Sonic Youth's Lee Ranaldo Finds New Musical Ground With The Dust
Lee Ranaldo considered The Dust to be a band when he recorded his 2012 album, "Between the Times and the Tide." So it was no real stretch to give it a moniker and full credit for his latest effort, "Last Night on Earth."
"The Dust is pretty much the guys I've been working with since the previous record came along," the guitarist tells Billboard about the ensemble that includes his Sonic Youth bandmate Steve Shelley, Alan Licht and Tim Luntzel. "I just finally found a name for the band and finally felt like it deserved to have a name. This record grew out of having written and toured behind the last one and having sort of felt the band solidify around me. Being thrust into the role of bandleader and primary singer with a different arrangement of musicians, it took a bit of time to get it off the ground and get it to be something in terms of a live band, and a comfortable band. For this record we worked so much together in the studio on the songs, much more than the way ('Between the Times and the Tide') was done. This was more of a band record. I've gotten very comfortable with these guys, and they were very instrumental to the way the songs were arranged and came about."

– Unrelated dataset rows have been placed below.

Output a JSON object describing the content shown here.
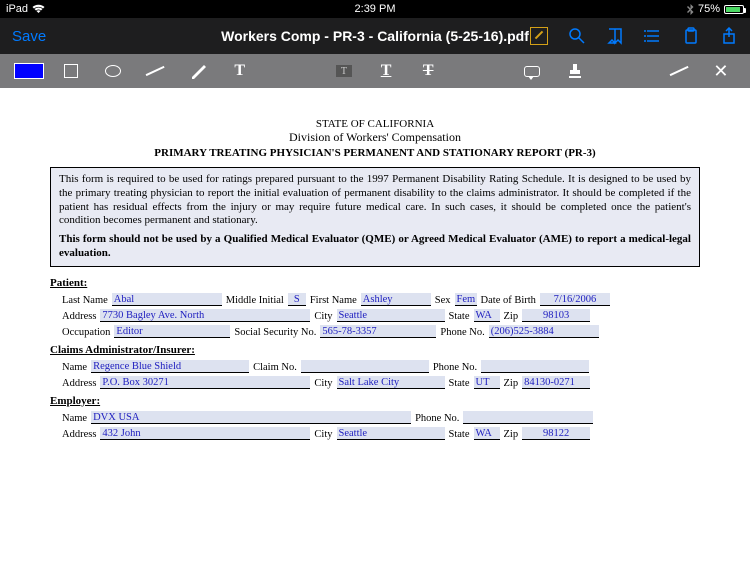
{
  "statusbar": {
    "device": "iPad",
    "time": "2:39 PM",
    "battery": "75%"
  },
  "navbar": {
    "save": "Save",
    "title": "Workers Comp - PR-3 - California (5-25-16).pdf"
  },
  "toolbar": {
    "color": "#0000ff",
    "text_tool": "T",
    "highlight": "T",
    "underline": "T",
    "strike": "T",
    "close": "✕"
  },
  "document": {
    "state": "STATE OF CALIFORNIA",
    "division": "Division of Workers' Compensation",
    "title": "PRIMARY TREATING PHYSICIAN'S PERMANENT AND STATIONARY REPORT (PR-3)",
    "info_text": "This form is required to be used for ratings prepared pursuant to the 1997 Permanent Disability Rating Schedule. It is designed to be used by the primary treating physician to report the initial evaluation of permanent disability to the claims administrator.  It should be completed if the patient has residual effects from the injury or may require future medical care.  In such cases, it should be completed once the patient's condition becomes permanent and stationary.",
    "info_bold": "This form should not be used by a Qualified Medical Evaluator (QME) or Agreed Medical Evaluator (AME) to report a medical-legal evaluation.",
    "section_patient": "Patient:",
    "section_claims": "Claims Administrator/Insurer:",
    "section_employer": "Employer:",
    "labels": {
      "last_name": "Last Name",
      "middle_initial": "Middle Initial",
      "first_name": "First Name",
      "sex": "Sex",
      "dob": "Date of Birth",
      "address": "Address",
      "city": "City",
      "state": "State",
      "zip": "Zip",
      "occupation": "Occupation",
      "ssn": "Social Security No.",
      "phone": "Phone No.",
      "name": "Name",
      "claim_no": "Claim No."
    },
    "patient": {
      "last_name": "Abal",
      "middle_initial": "S",
      "first_name": "Ashley",
      "sex": "Fem",
      "dob": "7/16/2006",
      "address": "7730 Bagley Ave. North",
      "city": "Seattle",
      "state": "WA",
      "zip": "98103",
      "occupation": "Editor",
      "ssn": "565-78-3357",
      "phone": "(206)525-3884"
    },
    "claims": {
      "name": "Regence Blue Shield",
      "claim_no": "",
      "phone": "",
      "address": "P.O. Box 30271",
      "city": "Salt Lake City",
      "state": "UT",
      "zip": "84130-0271"
    },
    "employer": {
      "name": "DVX USA",
      "phone": "",
      "address": "432 John",
      "city": "Seattle",
      "state": "WA",
      "zip": "98122"
    }
  }
}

Ranaldo feels that comfort level can be heard throughout "Last Night on Earth" and particularly in the expansive arrangements of the album's nine songs, nearly all of which weigh in at seven minutes or longer, with "The Rising Tide" over nine minutes and the album closing "Blackt Out" at nearly 12. "We definitely went for it and recorded a lot of music," says Ranaldo, who's selling a disc featuring outtakes and demos from the sessions at stops on his current North American tour. "We set up as through we were tracking a record right from the beginning. The idea was to catch things when they really sparked. It was a wonderfully leisurely way to be able to get something like this, just make the record as you go and get performances that have a comfortable kind of aspect to them. That worked for Sonic Youth, and I think it worked well for this band, too."
Ranaldo and The Dust currently have dates booked until Nov. 11, with more touring expected in the new year. But he's not quite ready to call The Dust a going concern yet. "This whole thing has been putting one foot in front of the other and seeing how it goes," he explains. "I didn't intend to make one solo record, much less two. It's really a matter of seeing how it goes. My expectation for the next good while is we're going to be out playing shows, and hopefully I'll continue to write some new songs and make another (album), although what form that takes we'll have to see. But I'm having a great time playing with these guys."
Sonic Youth's hiatus, meanwhile, remains open-ended. "Everybody seems quite energized by what they're doing at the moment," Ranaldo says. "None of us are discussing any band-related future activity with each other. I don't think any of us feel like it's necessarily over and done for good, but it's a good time to just let it sleep, and I'm happy to have the time to put into what I'm doing with (The Dust) right now."